You need to post your program so we can see exactly what you have. Also provide details of how it was before you changed to delayMicroseconds()

...R

#include <Stepper.h>
#define STEPS 2048
const int stepsPerRevolution = 2048;
Stepper myStepper(stepsPerRevolution, 8, 10, 9, 11);
const int  buttonPinBlue = 2;
int previousSwitchState = 0;
int newSwitchState = 0;
const int relay = 3;
int relayState = 0;






void setup() {
 
  pinMode(relay, OUTPUT);
  digitalWrite(relay, HIGH);
  myStepper.setSpeed(17);
 
}

void stepp() {

 myStepper.step(1);

  pinMode(buttonPinBlue, INPUT);
}

void loop() {

{
  previousSwitchState = newSwitchState;
  newSwitchState = digitalRead(buttonPinBlue);

if ( newSwitchState == LOW and previousSwitchState == HIGH) { // assumes LOW when pressed
  // switch has just been released
  myStepper.step(4096);
  digitalWrite(8,LOW);
  digitalWrite(10,LOW);
  digitalWrite(9,LOW);
  digitalWrite(11,LOW);
  digitalWrite(relay, HIGH);
}
delay(1);
}
if (digitalRead(buttonPinBlue) == HIGH) {

  Serial.print("pin is high");

   Serial.println("clockwise");
  myStepper.step(1);
  delayMicroseconds(1);
digitalWrite(relay, LOW);
  }
}

4th line from bottom.

This does not make sense

    if ( newSwitchState == LOW and previousSwitchState == HIGH) { // assumes LOW when pressed
        // switch has just been released

If the switch produces a LOW when pressed then this code detects when it is first pressed, not when it is released.

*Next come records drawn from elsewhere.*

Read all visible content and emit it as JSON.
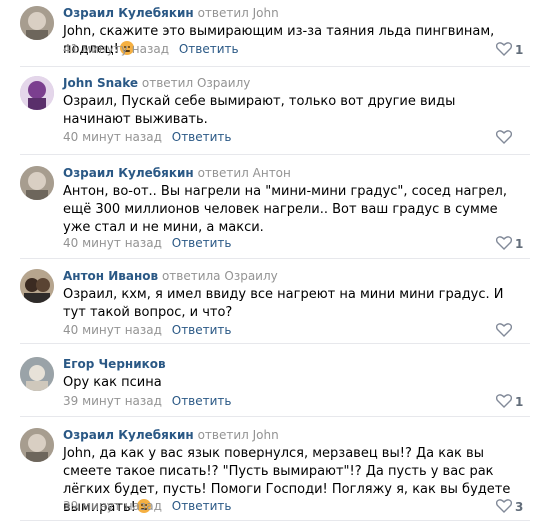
{
  "comments": [
    {
      "author": "Озраил Кулебякин",
      "replied": "ответил",
      "target": "John",
      "text": "John, скажите это вымирающим из-за таяния льда пингвинам, подлец!",
      "has_emoji": true,
      "time": "41 минуту назад",
      "reply_label": "Ответить",
      "likes": "1",
      "avatar_icon": "avatar-icon"
    },
    {
      "author": "John Snake",
      "replied": "ответил",
      "target": "Озраилу",
      "text": "Озраил, Пускай себе вымирают, только вот другие виды начинают выживать.",
      "has_emoji": false,
      "time": "40 минут назад",
      "reply_label": "Ответить",
      "likes": "",
      "avatar_icon": "avatar-icon"
    },
    {
      "author": "Озраил Кулебякин",
      "replied": "ответил",
      "target": "Антон",
      "text": "Антон, во-от.. Вы нагрели на \"мини-мини градус\", сосед нагрел, ещё 300 миллионов человек нагрели.. Вот ваш градус в сумме уже стал и не мини, а макси.",
      "has_emoji": false,
      "time": "40 минут назад",
      "reply_label": "Ответить",
      "likes": "1",
      "avatar_icon": "avatar-icon"
    },
    {
      "author": "Антон Иванов",
      "replied": "ответила",
      "target": "Озраилу",
      "text": "Озраил, кхм, я имел ввиду все нагреют на мини мини градус. И тут такой вопрос, и что?",
      "has_emoji": false,
      "time": "40 минут назад",
      "reply_label": "Ответить",
      "likes": "",
      "avatar_icon": "avatar-icon"
    },
    {
      "author": "Егор Черников",
      "replied": "",
      "target": "",
      "text": "Ору как псина",
      "has_emoji": false,
      "time": "39 минут назад",
      "reply_label": "Ответить",
      "likes": "1",
      "avatar_icon": "avatar-icon"
    },
    {
      "author": "Озраил Кулебякин",
      "replied": "ответил",
      "target": "John",
      "text": "John, да как у вас язык повернулся, мерзавец вы!? Да как вы смеете такое писать!? \"Пусть вымирают\"!? Да пусть у вас рак лёгких будет, пусть! Помоги Господи! Погляжу я, как вы будете вымирать!",
      "has_emoji": true,
      "time": "39 минут назад",
      "reply_label": "Ответить",
      "likes": "3",
      "avatar_icon": "avatar-icon"
    }
  ],
  "colors": {
    "link": "#2a5885",
    "muted": "#939393",
    "divider": "#e7e8ec",
    "like": "#828a99"
  }
}
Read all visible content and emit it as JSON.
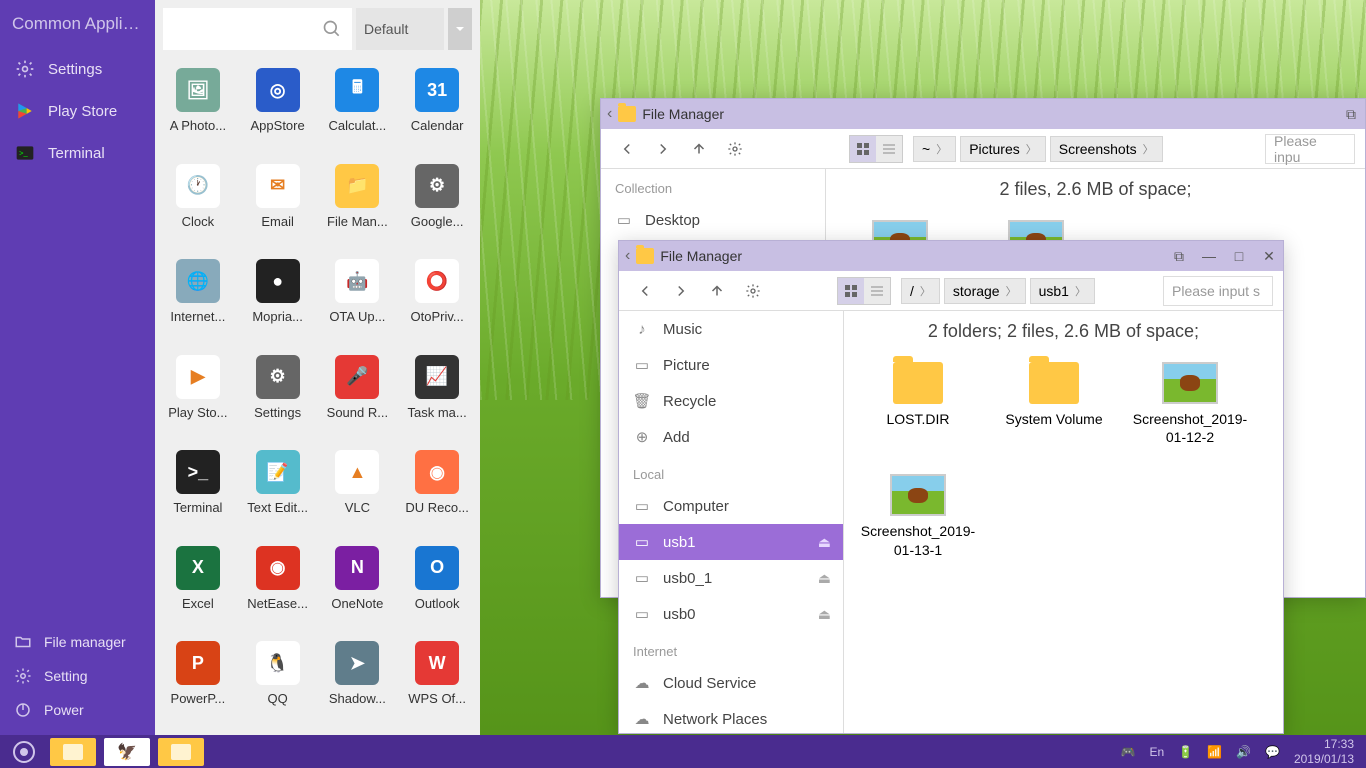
{
  "sidebar": {
    "header": "Common Applic...",
    "top_items": [
      {
        "label": "Settings",
        "name": "sidebar-item-settings",
        "icon": "gear"
      },
      {
        "label": "Play Store",
        "name": "sidebar-item-playstore",
        "icon": "play"
      },
      {
        "label": "Terminal",
        "name": "sidebar-item-terminal",
        "icon": "terminal"
      }
    ],
    "bottom_items": [
      {
        "label": "File manager",
        "name": "sidebar-item-filemanager",
        "icon": "folder"
      },
      {
        "label": "Setting",
        "name": "sidebar-item-setting",
        "icon": "gear"
      },
      {
        "label": "Power",
        "name": "sidebar-item-power",
        "icon": "power"
      }
    ]
  },
  "search": {
    "placeholder": "",
    "dropdown": "Default"
  },
  "apps": [
    {
      "label": "A Photo...",
      "bg": "#7a9",
      "glyph": "🖼"
    },
    {
      "label": "AppStore",
      "bg": "#2a5cc9",
      "glyph": "◎"
    },
    {
      "label": "Calculat...",
      "bg": "#1e88e5",
      "glyph": "🖩"
    },
    {
      "label": "Calendar",
      "bg": "#1e88e5",
      "glyph": "31"
    },
    {
      "label": "Clock",
      "bg": "#fff",
      "glyph": "🕐"
    },
    {
      "label": "Email",
      "bg": "#fff",
      "glyph": "✉"
    },
    {
      "label": "File Man...",
      "bg": "#ffc845",
      "glyph": "📁"
    },
    {
      "label": "Google...",
      "bg": "#666",
      "glyph": "⚙"
    },
    {
      "label": "Internet...",
      "bg": "#8ab",
      "glyph": "🌐"
    },
    {
      "label": "Mopria...",
      "bg": "#222",
      "glyph": "●"
    },
    {
      "label": "OTA Up...",
      "bg": "#fff",
      "glyph": "🤖"
    },
    {
      "label": "OtoPriv...",
      "bg": "#fff",
      "glyph": "⭕"
    },
    {
      "label": "Play Sto...",
      "bg": "#fff",
      "glyph": "▶"
    },
    {
      "label": "Settings",
      "bg": "#666",
      "glyph": "⚙"
    },
    {
      "label": "Sound R...",
      "bg": "#e53935",
      "glyph": "🎤"
    },
    {
      "label": "Task ma...",
      "bg": "#333",
      "glyph": "📈"
    },
    {
      "label": "Terminal",
      "bg": "#222",
      "glyph": ">_"
    },
    {
      "label": "Text Edit...",
      "bg": "#5bc",
      "glyph": "📝"
    },
    {
      "label": "VLC",
      "bg": "#fff",
      "glyph": "▲"
    },
    {
      "label": "DU Reco...",
      "bg": "#ff7043",
      "glyph": "◉"
    },
    {
      "label": "Excel",
      "bg": "#1b7340",
      "glyph": "X"
    },
    {
      "label": "NetEase...",
      "bg": "#d32",
      "glyph": "◉"
    },
    {
      "label": "OneNote",
      "bg": "#7b1fa2",
      "glyph": "N"
    },
    {
      "label": "Outlook",
      "bg": "#1976d2",
      "glyph": "O"
    },
    {
      "label": "PowerP...",
      "bg": "#d84315",
      "glyph": "P"
    },
    {
      "label": "QQ",
      "bg": "#fff",
      "glyph": "🐧"
    },
    {
      "label": "Shadow...",
      "bg": "#607d8b",
      "glyph": "➤"
    },
    {
      "label": "WPS Of...",
      "bg": "#e53935",
      "glyph": "W"
    }
  ],
  "fm1": {
    "title": "File Manager",
    "status": "2 files, 2.6 MB of space;",
    "search_placeholder": "Please inpu",
    "breadcrumb": [
      "~",
      "Pictures",
      "Screenshots"
    ],
    "sidebar": {
      "section": "Collection",
      "items": [
        "Desktop"
      ]
    }
  },
  "fm2": {
    "title": "File Manager",
    "status": "2 folders;   2 files, 2.6 MB of space;",
    "search_placeholder": "Please input s",
    "breadcrumb": [
      "/",
      "storage",
      "usb1"
    ],
    "sidebar": {
      "top_items": [
        "Music",
        "Picture",
        "Recycle",
        "Add"
      ],
      "section_local": "Local",
      "local_items": [
        "Computer",
        "usb1",
        "usb0_1",
        "usb0"
      ],
      "section_internet": "Internet",
      "internet_items": [
        "Cloud Service",
        "Network Places"
      ]
    },
    "files": [
      {
        "name": "LOST.DIR",
        "type": "folder"
      },
      {
        "name": "System Volume",
        "type": "folder"
      },
      {
        "name": "Screenshot_2019-01-12-2",
        "type": "image"
      },
      {
        "name": "Screenshot_2019-01-13-1",
        "type": "image"
      }
    ]
  },
  "taskbar": {
    "time": "17:33",
    "date": "2019/01/13",
    "lang": "En"
  }
}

If you have wired the switch the other way then change the comments to match.

I can't see the point of a 1 micro-second delay. The time between steps is determined by how long it takes loop() to repeat. Adding a 1 microsec delay is not going to be noticeable. How many steps per second do you want to achieve?

Don't read the pin a second time like this

   if (digitalRead(buttonPinBlue) == HIGH) {

you already have a value in newSwitchState so use that. If you read the pin a second time you may get a different value which will confuse the logic.

...R